Perrin apertou a bainha de couro de javali.
— Eu vou resgatar Rand — declarou, com um rosnado. Dannil e os outros homens de Dois Rios ainda deviam estar na metade do caminho até Cairhien, com o peso dos carroções. Mas ele tinha os lobos. — Nem que eu tenha que ir sozinho, vou trazê-lo de volta.
— Sozinho, não — retrucou Loial, a voz dura e inflexível feito uma pedreira. — Você nunca ficará sozinho enquanto eu estiver aqui, Perrin. — Ele remexeu as orelhas, constrangido. Sempre ficava envergonhado quando testemunhavam sua bravura. — Afinal de contas, meu livro não vai acabar bem se Rand for aprisionado na Torre.
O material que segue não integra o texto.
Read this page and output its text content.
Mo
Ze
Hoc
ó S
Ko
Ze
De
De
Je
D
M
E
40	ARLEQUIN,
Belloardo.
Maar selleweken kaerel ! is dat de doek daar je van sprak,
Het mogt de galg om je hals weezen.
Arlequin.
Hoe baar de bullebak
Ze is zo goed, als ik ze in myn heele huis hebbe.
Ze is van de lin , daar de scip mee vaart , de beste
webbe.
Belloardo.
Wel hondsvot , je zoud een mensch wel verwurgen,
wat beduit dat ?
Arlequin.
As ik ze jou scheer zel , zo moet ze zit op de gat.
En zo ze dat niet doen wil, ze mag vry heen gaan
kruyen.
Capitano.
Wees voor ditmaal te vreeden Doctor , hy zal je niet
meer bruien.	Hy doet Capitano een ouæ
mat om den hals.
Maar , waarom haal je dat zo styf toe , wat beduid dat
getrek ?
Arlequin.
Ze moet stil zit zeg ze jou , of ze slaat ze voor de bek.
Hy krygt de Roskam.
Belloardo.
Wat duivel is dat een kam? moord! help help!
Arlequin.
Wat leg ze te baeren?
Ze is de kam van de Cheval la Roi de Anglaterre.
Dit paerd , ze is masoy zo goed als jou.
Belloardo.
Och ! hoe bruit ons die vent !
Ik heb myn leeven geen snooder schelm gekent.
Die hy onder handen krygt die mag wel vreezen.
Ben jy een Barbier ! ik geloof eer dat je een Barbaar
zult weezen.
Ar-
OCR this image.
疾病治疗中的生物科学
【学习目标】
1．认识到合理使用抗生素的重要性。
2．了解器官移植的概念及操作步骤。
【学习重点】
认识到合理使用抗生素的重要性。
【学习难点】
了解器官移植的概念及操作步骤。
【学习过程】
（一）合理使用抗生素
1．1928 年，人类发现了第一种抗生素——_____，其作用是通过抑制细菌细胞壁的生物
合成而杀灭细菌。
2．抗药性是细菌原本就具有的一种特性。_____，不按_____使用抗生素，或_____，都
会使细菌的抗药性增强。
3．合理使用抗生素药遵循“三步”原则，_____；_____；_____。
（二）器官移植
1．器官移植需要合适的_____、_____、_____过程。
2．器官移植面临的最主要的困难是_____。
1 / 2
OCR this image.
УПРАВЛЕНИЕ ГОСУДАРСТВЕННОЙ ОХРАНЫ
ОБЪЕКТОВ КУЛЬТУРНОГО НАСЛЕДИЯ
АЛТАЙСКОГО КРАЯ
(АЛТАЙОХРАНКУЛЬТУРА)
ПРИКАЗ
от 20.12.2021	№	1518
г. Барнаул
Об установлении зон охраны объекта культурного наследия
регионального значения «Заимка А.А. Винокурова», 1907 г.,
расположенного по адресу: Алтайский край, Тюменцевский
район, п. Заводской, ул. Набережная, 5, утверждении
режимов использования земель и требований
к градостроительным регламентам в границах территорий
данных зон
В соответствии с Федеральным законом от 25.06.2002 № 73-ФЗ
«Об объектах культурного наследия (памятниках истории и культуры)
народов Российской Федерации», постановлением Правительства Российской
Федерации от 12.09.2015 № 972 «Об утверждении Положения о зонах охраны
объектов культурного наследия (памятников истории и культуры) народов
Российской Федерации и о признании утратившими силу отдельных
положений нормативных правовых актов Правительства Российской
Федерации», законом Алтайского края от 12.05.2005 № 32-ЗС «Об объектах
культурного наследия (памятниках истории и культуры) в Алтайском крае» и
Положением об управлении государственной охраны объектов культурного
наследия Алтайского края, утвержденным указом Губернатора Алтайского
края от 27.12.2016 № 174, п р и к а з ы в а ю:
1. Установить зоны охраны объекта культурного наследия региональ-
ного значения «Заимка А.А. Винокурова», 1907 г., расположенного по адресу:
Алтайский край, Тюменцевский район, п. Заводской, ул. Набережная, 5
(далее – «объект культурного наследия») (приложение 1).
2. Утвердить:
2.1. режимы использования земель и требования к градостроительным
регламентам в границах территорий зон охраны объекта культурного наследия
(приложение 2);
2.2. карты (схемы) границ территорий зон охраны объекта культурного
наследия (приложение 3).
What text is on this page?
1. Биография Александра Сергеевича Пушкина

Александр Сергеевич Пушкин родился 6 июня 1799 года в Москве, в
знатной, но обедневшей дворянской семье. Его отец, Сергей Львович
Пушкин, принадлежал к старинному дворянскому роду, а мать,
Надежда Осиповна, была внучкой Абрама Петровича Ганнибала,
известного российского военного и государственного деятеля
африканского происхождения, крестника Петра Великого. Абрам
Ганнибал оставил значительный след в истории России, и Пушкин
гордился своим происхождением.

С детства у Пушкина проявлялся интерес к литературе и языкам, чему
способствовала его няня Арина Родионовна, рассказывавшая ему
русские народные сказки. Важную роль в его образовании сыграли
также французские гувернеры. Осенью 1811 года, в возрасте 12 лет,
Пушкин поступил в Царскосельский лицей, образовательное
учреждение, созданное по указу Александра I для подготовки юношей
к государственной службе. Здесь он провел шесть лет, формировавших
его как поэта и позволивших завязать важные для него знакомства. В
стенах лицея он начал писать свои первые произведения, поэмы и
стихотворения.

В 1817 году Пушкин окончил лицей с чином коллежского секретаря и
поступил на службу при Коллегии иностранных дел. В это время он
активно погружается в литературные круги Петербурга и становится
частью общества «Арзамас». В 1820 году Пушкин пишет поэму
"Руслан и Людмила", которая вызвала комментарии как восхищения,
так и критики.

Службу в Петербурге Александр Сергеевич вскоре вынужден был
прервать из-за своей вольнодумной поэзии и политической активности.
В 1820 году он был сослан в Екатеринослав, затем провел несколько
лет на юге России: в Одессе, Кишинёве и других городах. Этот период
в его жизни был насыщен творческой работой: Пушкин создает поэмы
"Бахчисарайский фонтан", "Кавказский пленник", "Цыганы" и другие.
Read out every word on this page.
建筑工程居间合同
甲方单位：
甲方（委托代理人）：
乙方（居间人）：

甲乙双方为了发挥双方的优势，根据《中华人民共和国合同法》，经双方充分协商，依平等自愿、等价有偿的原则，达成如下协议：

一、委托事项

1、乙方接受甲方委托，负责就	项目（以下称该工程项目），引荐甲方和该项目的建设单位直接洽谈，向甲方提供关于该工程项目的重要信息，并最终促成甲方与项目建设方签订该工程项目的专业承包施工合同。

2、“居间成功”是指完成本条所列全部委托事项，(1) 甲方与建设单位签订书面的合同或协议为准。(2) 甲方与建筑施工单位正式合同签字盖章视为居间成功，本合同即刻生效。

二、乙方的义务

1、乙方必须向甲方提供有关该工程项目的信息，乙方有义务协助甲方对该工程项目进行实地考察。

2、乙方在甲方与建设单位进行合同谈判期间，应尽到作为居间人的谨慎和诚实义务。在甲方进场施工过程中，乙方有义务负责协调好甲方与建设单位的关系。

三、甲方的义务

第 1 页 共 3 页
E eu não vou poder escrever sobre o resgate se não estiver presente.
— Você não vai sozinho, Ogier — acrescentou Dobraine. — Posso arranjar quinhentos homens de confiança até amanhã. Bem, não sei o que poderemos fazer contra seis Aes Sedai, mas mantenho minha palavra. — Olhando para Sulin, ele dedilhou o lenço ainda em sua mão. — Mas até onde podemos confiar nos selvagens?